Он окидывал ее презрительным взглядом и демонически хохотал:
– А, ну раз вам, милейшая, это требуется объяснять, то говорить мне с вами больше не о чем, извините.
– Прекращай паясничать, – устало отвечала Вера. – Хватит цирка, ей-богу.
Это повторялось почти каждый вечер. Вере безумно хотелось спать, а тут политические дискуссии, декларации, громкое возмущение. Вера умоляла Роберта говорить потише – слышимость в доме была прекрасной. На это он отвечал:
– Не хочешь слушать? Правда глаза колет?
Вера начинала плакать, а он хлопал дверью и уходил.
Вера действительно боялась за него: статью за тунеядство еще никто не отменял. Правда, Томка опять выручила, оформила нерадивого муженька подсобным рабочим к себе в магазин.

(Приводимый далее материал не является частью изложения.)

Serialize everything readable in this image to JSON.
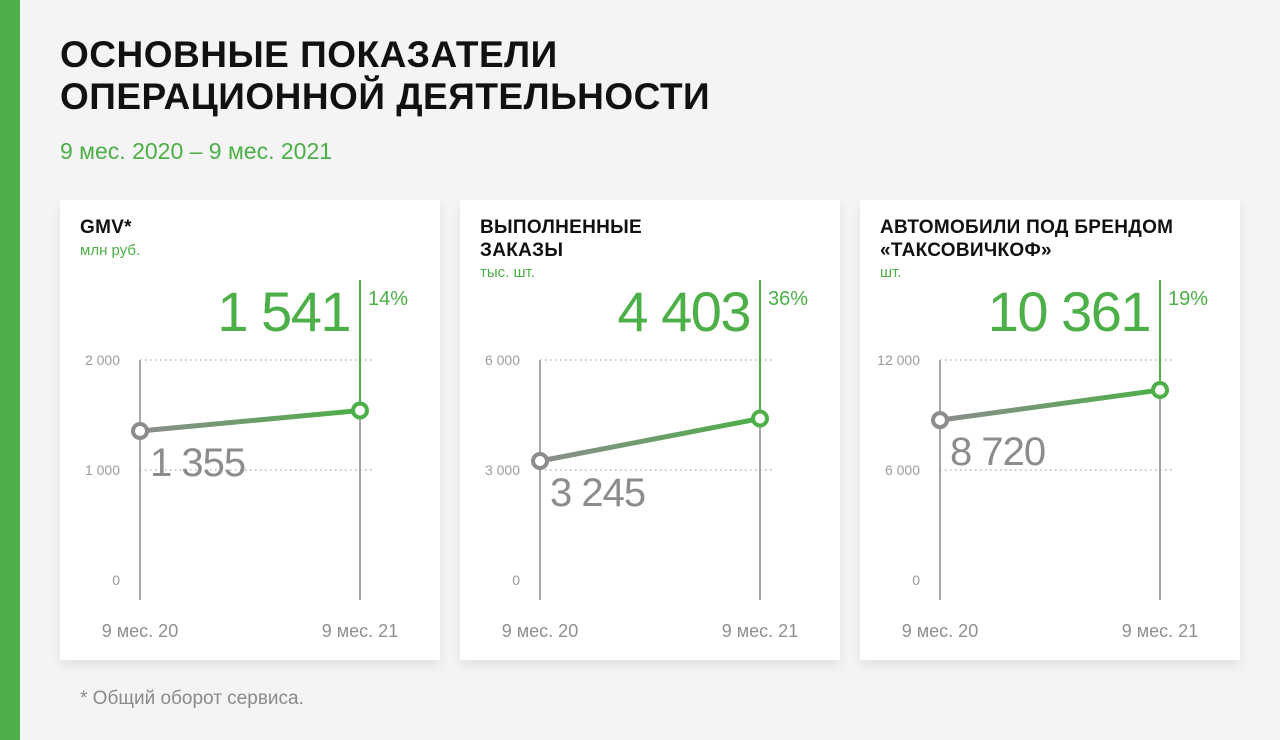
{
  "title_lines": [
    "ОСНОВНЫЕ ПОКАЗАТЕЛИ",
    "ОПЕРАЦИОННОЙ ДЕЯТЕЛЬНОСТИ"
  ],
  "subtitle": "9 мес. 2020 – 9 мес. 2021",
  "footnote": "* Общий оборот сервиса.",
  "colors": {
    "accent": "#4caf47",
    "grey": "#8c8c8c",
    "text": "#111111",
    "background": "#f4f4f4",
    "card": "#ffffff"
  },
  "chart_data": [
    {
      "type": "line",
      "title_lines": [
        "GMV*"
      ],
      "unit": "млн руб.",
      "categories": [
        "9 мес. 20",
        "9 мес. 21"
      ],
      "values": [
        1355,
        1541
      ],
      "value_labels": [
        "1 355",
        "1 541"
      ],
      "growth": "14%",
      "yticks": [
        "0",
        "1 000",
        "2 000"
      ],
      "ylim": [
        0,
        2000
      ],
      "grid": true
    },
    {
      "type": "line",
      "title_lines": [
        "ВЫПОЛНЕННЫЕ",
        "ЗАКАЗЫ"
      ],
      "unit": "тыс. шт.",
      "categories": [
        "9 мес. 20",
        "9 мес. 21"
      ],
      "values": [
        3245,
        4403
      ],
      "value_labels": [
        "3 245",
        "4 403"
      ],
      "growth": "36%",
      "yticks": [
        "0",
        "3 000",
        "6 000"
      ],
      "ylim": [
        0,
        6000
      ],
      "grid": true
    },
    {
      "type": "line",
      "title_lines": [
        "АВТОМОБИЛИ ПОД БРЕНДОМ",
        "«ТАКСОВИЧКОФ»"
      ],
      "unit": "шт.",
      "categories": [
        "9 мес. 20",
        "9 мес. 21"
      ],
      "values": [
        8720,
        10361
      ],
      "value_labels": [
        "8 720",
        "10 361"
      ],
      "growth": "19%",
      "yticks": [
        "0",
        "6 000",
        "12 000"
      ],
      "ylim": [
        0,
        12000
      ],
      "grid": true
    }
  ]
}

Томка приезжала в Москву пару раз в год, и они с Верой шли «посидеть» в хороший, известный ресторан, например, в «Арагви» или «Прагу». Томку там знали, и проходили они беспрепятственно. Важный швейцар в золотых галунах распахивал перед ними двери. Вера стеснялась непривычной роскоши и страшно робела из-за своего скромного, почти нищенского наряда, хрустального, слепящего глаза блеска люстр, тугих, белоснежных, накрахмаленных скатертей, услужливо склоненных официантов, подливающих ей вино.
В этих богатых интерьерах она особенно остро чувствовала себя нищенкой, Золушкой, самозванкой, попавшей сюда случайно, – не дай бог, распознают и выгонят. А вот Томка вела себя как рыба в воде: поджарая, сухая, с прекрасной стрижкой и маникюром, в дорогих импортных шмотках и обуви, в бриллиантах и золоте. Держалась небрежно, ела мало и только самые деликатесы – черную икру, крабы под майонезом, осетрину. А голодная Вера мела все подряд – салат столичный, лангет, мороженое. Неужели есть люди, которые едят все это чаще чем два раза в год?